The sciatic nerve can be blocked from several different locations along the lower limb. The popliteal fossa is the site where the sciatic nerve splits into its two major components: the tibial and common peroneal nerves. To block both components, either a single injection above the division of the sciatic nerve or two injections to block the tibial nerve and common peroneal nerve separately have been recommended [17,18]. Popliteal approaches to SNB were preferred from the posterior aspect of the leg with regard to the ease of performance of this approach under US guidance by via a high-frequency linear transducer. Bupivacaine and lidocaine were used concurrently, to combine faster onset of lidocaine and longer duration of bupivacaine [19]. Our study employed bupivacaine as a long-acting local anaesthetic, to ensure adequate intraprocedural and postprocedural pain control and anaesthesia.

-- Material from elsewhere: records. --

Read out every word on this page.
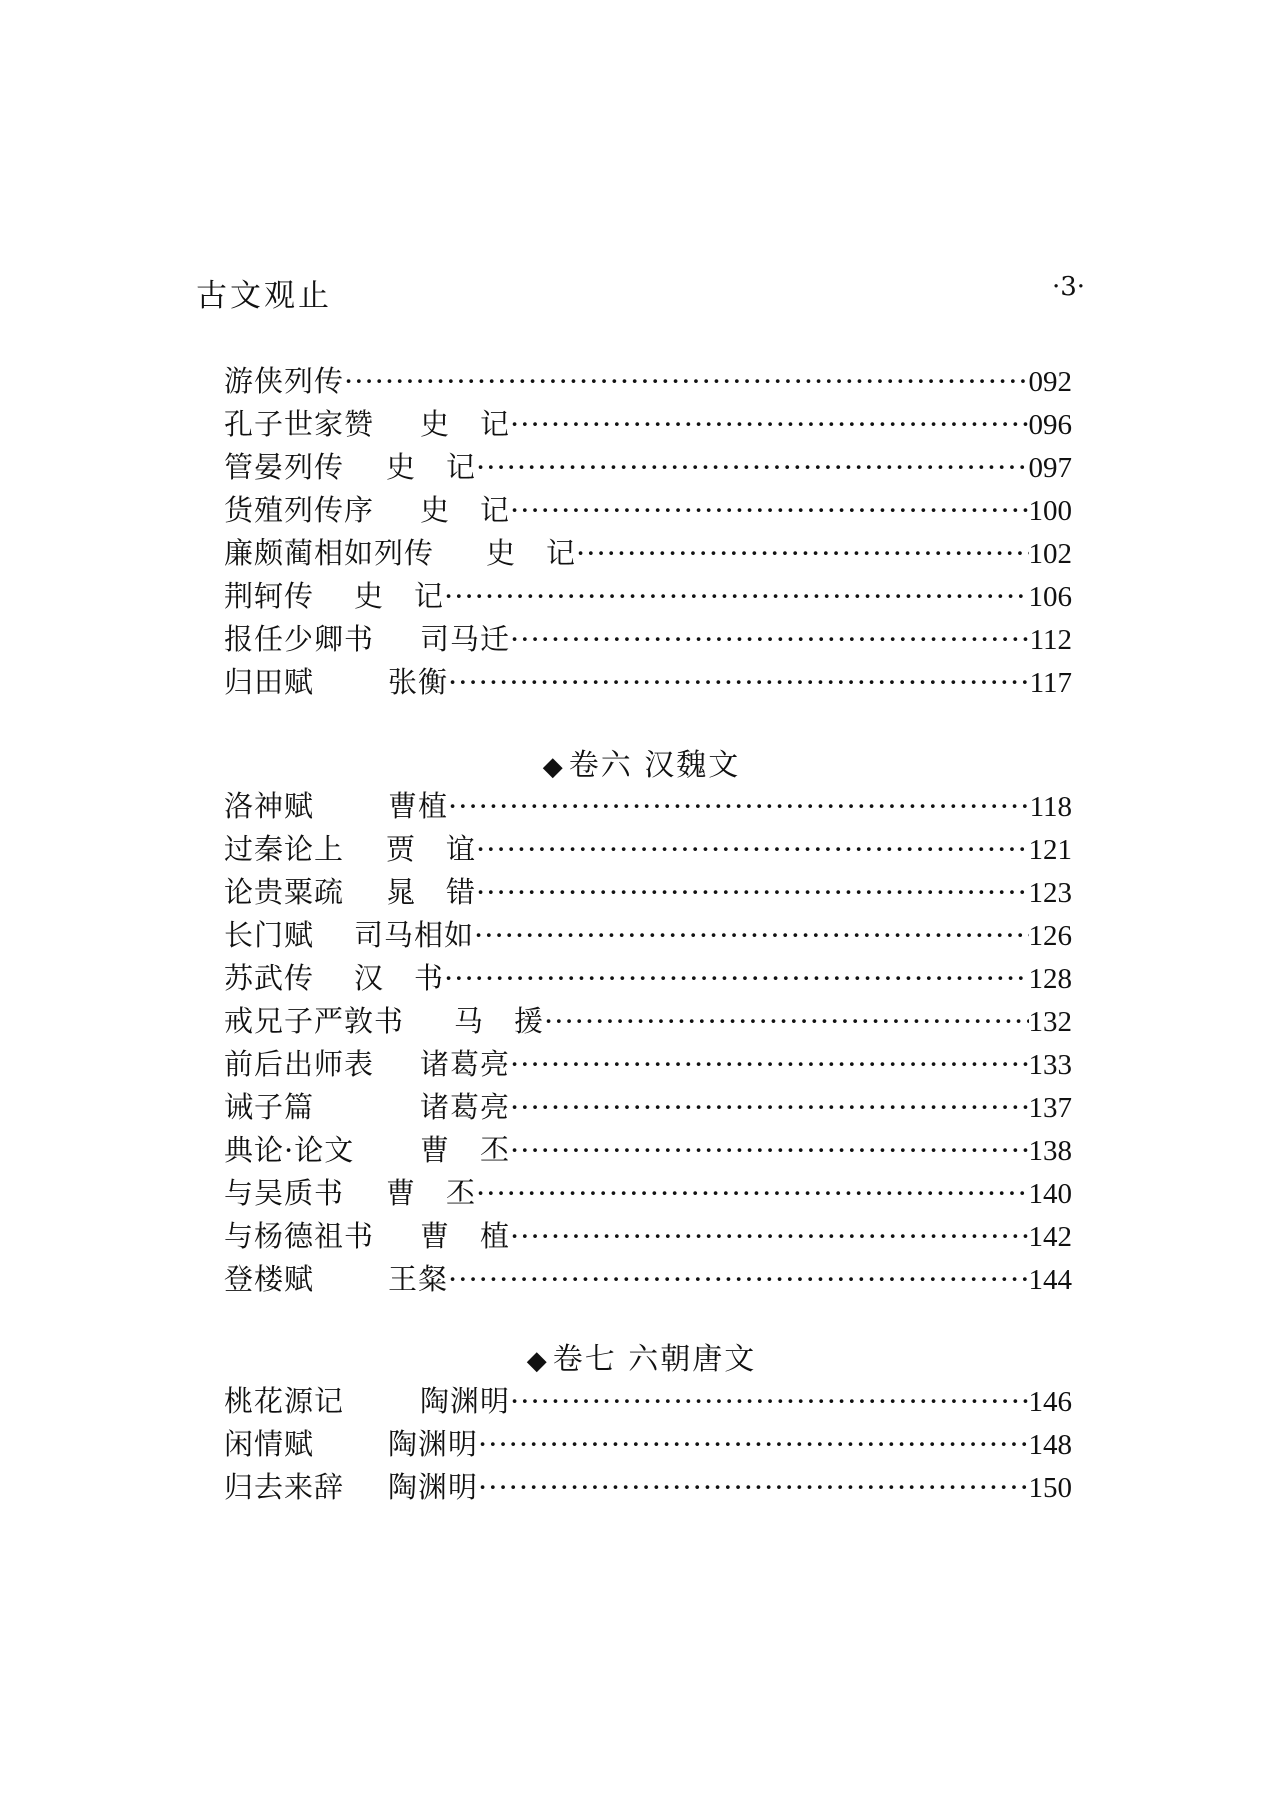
古文观止	·3·
游侠列传 ·····	092
孔子世家赞	史　记 ·····	096
管晏列传	史　记 ·····	097
货殖列传序	史　记 ·····	100
廉颇蔺相如列传	史　记 ·····	102
荆轲传	史　记 ·····	106
报任少卿书	司马迁 ·····	112
归田赋	张衡 ·····	117
◆ 卷六 汉魏文
洛神赋	曹植 ·····	118
过秦论上	贾　谊 ·····	121
论贵粟疏	晁　错 ·····	123
长门赋	司马相如 ·····	126
苏武传	汉　书 ·····	128
戒兄子严敦书	马　援 ·····	132
前后出师表	诸葛亮 ·····	133
诫子篇	诸葛亮 ·····	137
典论·论文	曹　丕 ·····	138
与吴质书	曹　丕 ·····	140
与杨德祖书	曹　植 ·····	142
登楼赋	王粲 ·····	144
◆ 卷七 六朝唐文
桃花源记	陶渊明 ·····	146
闲情赋	陶渊明 ·····	148
归去来辞	陶渊明 ·····	150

Our study has several limitations. A potential limitation of this study involves the patient sample. The sample was based on available patients with CLI, who had restlessness caused by severe rest pain in the acute setting. The results of the study need to be confirmed in a wider patient population. Second, our results reflect a single interventional radiologist experience. The success of the nerve block is dependent on manual skills and experience, and therefore it is difficult to make a statement about the feasibility of this technique in clinical practice. Success rates may vary from clinic to clinic. Indications for SNB should be balanced carefully against possible complications or side effects and reserved for patients with serious comorbidities, who are unable to lie on their back for a long time during prolonged and complicated endovascular interventions. Third, the block resolution time did not record precisely because it was not considered as a primary objective in this retrospective study.